Segunda, porque não deixa de ser falta de humildade pensar que, por nossos serviços miseráveis, haveremos de alcançar tão grande benefício.
Terceira, porque a verdadeira preparação para receber essas graças é o desejo de padecer e de imitar ao Senhor, e não querer os gostos de Deus, já que, afinal, nós o ofendemos com nossos pecados.
Quarta, porque Sua Majestade não está obrigado a dar-nos gostos, como está a dar-nos a glória eterna, se guardarmos os seus mandamentos, pois sem gostos poderemos nos salvar. Ele sabe melhor do que nós o que nos convém e quem o ama de verdade. Se seguirmos por aqui, é certo que alcançaremos essas graças. Conheço pessoas que vão pelo caminho do amor como se deve ir. Só querem servir ao Cristo crucificado. Não desejam nem pedem gostos. E até suplicam que não lhes dê nesta vida. Podem acreditar.
Quinta, porque trabalharemos em vão esperando gostos se Sua Majestade não quiser dá-los. Esta água não vem por aquedutos, ou seja, não é fruto de nenhum engenho humano. Se a fonte que está dentro do tanque não quer produzi-la, de nada adianta nos cansarmos, vertendo muitas lágrimas. Ela só é dada a quem Deus quer e, muitas vezes, quando a alma menos espera.

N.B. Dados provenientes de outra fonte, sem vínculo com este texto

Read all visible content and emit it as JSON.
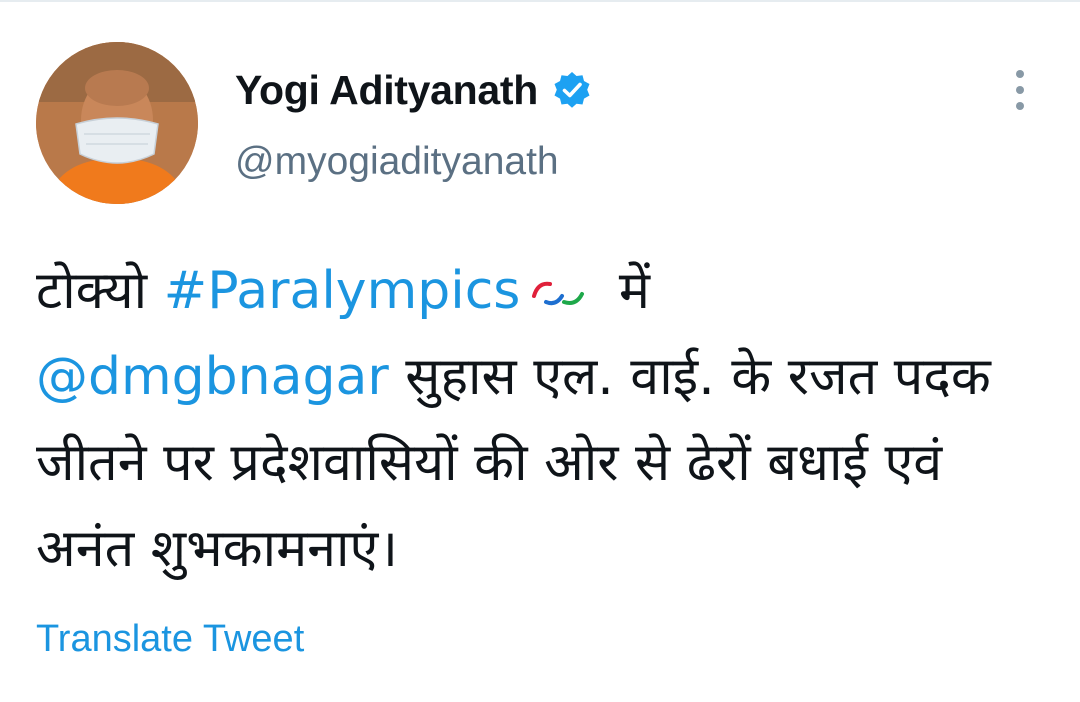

10. Somos d’Ele, irmãs. Que ele faça de nós o que quiser e leve-nos por onde quiser. Se formos verdadeiramente humildes e desapegadas, certamente o Senhor não deixará de conceder essa graça, além de muitas outras que nem saberíamos pedir. Eu disse que devemos ser verdadeiramente humildes porque não basta apenas pensar que somos. É muito fácil nos enganarmos a respeito de nós mesmas. Precisamos nos desapegar por inteiro. Bendito seja Ele para sempre. Amém.
Capítulo 3
Trata da oração de recolhimento que o Senhor costuma dar antes da oração dos gostos de Deus. Descreve os efeitos de uma e de outra.
1. Vou lhes mostrar alguns dos muitos efeitos produzidos pela oração dos gostos de Deus. Mas primeiro quero falar de outro tipo de oração que começa quase sempre antes dessa, e, como já tratei dela em outros escritos, direi pouco aqui.
É um tipo de recolhimento que também me parece sobrenatural. Não consiste em estar no escuro, fechar os olhos ou em qualquer outra prática exterior. Sem querer, cerram-se os olhos e deseja-se solidão. E, sem esforço, parece que vai sendo construído o edifício da oração dos gostos de Deus. Assim o apego às coisas do mundo diminui à medida que a alma recupera a força primordial que tinha perdido.
2. Dizem que às vezes “a alma entra em si” e outras vezes “se põe sobre si”. Mas desse jeito não saberei explicar nada. Isto tenho de mau: já que sei dizer uma coisa, penso que certamente vocês entenderão. Mas talvez seja claro só para mim.
Voltando então à comparação que uso para me explicar, façamos de conta que os sentidos e as faculdades da alma sejam pessoas que abandonaram o castelo e passam dias ou até anos em companhia de gente estranha que não quer o bem desse lugar. Vendo-se, porém, no caminho da perdição, reaproximam-se dele, embora não cheguem a entrar, porque andar com os inimigos do castelo endurece o coração.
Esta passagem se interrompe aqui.